Thank you all so much for all of your thoughts and prayers they certainly worked. I know we don't get to call or write everyone as much as we would like but we are so excited and happy to hear from everyone always. We think of all of our family and friends all of the time and we certainly feel all of the positive energy everyone sends our way. All of your love goes such a long way. We feel it believe me. We could not run this marathon everyday if we did not have all of the support from our family and friends.


Scott's Pen
Today I said goodbye to my papa. I do not believe I will see him again in this life. Before I said goodbye I asked everyone to leave the room so I could be alone with him. I held his hand and he grabbed me tight. He started to move his mouth but words did not come out. I looked into his eyes and knew what he was saying.

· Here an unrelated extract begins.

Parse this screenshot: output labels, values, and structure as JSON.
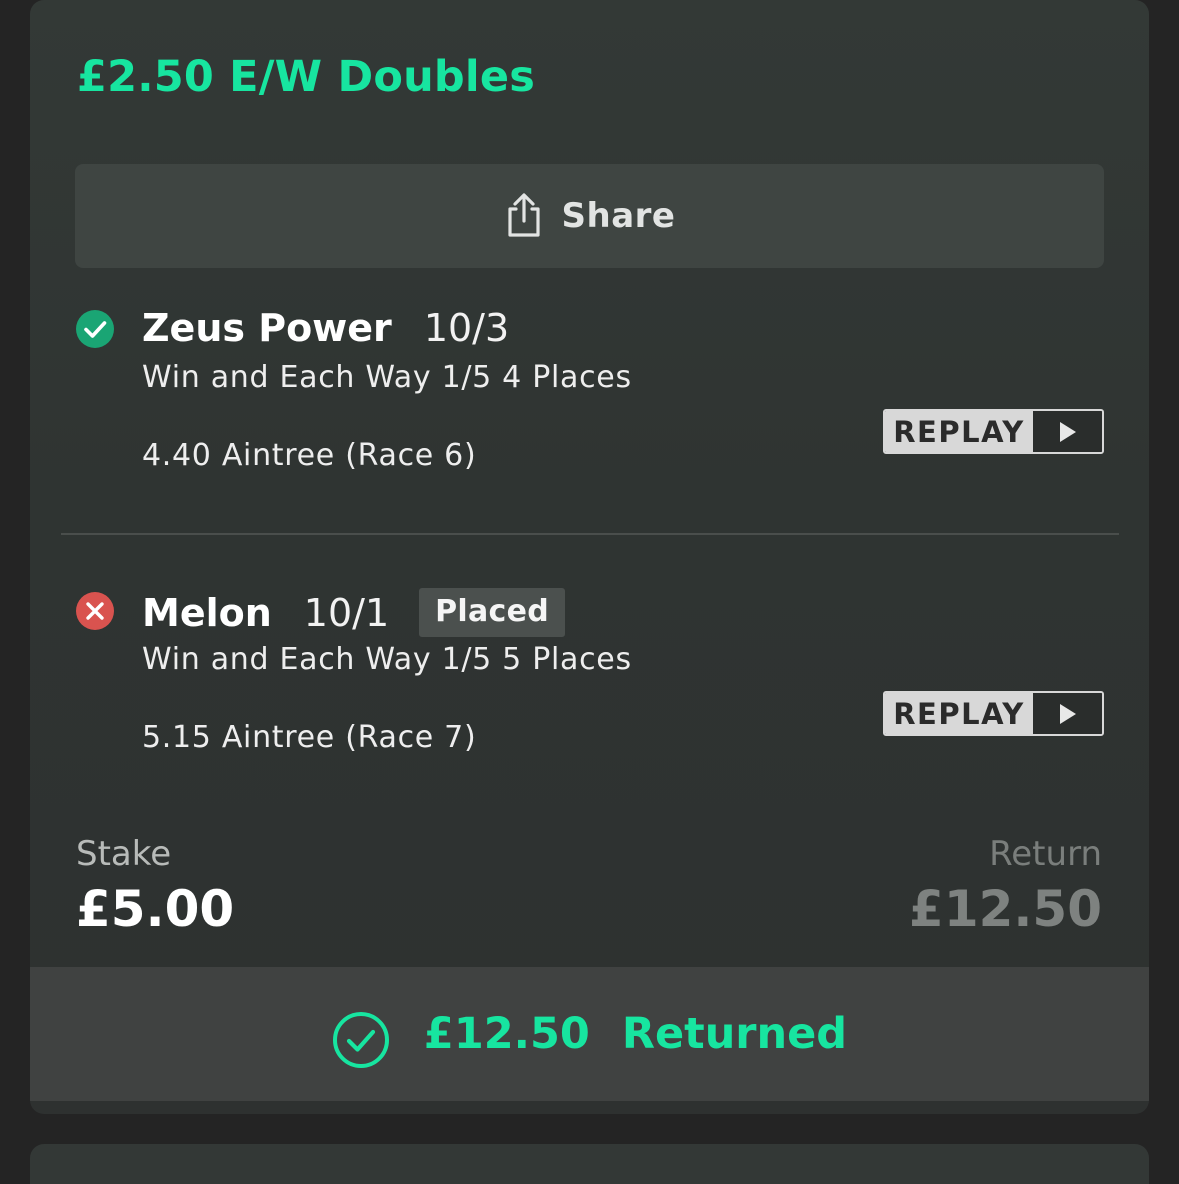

"Scotty boy... I am very proud of you.
You turned into a great man.
You got yourself a great girl.
I promise to look after Sam from up above.
I will pass my strength to him."

When I got to my grandparent's house a nurse there was talking to me and I was asking him some medical questions about my papa. He asked me how I know so much and I said that I have a son with CP. He replied "You never know what is behind someones smile."

I thought about my son and I looked at my Papa and thought to myself, "nothing but happiness". You will be missed papa. We love you.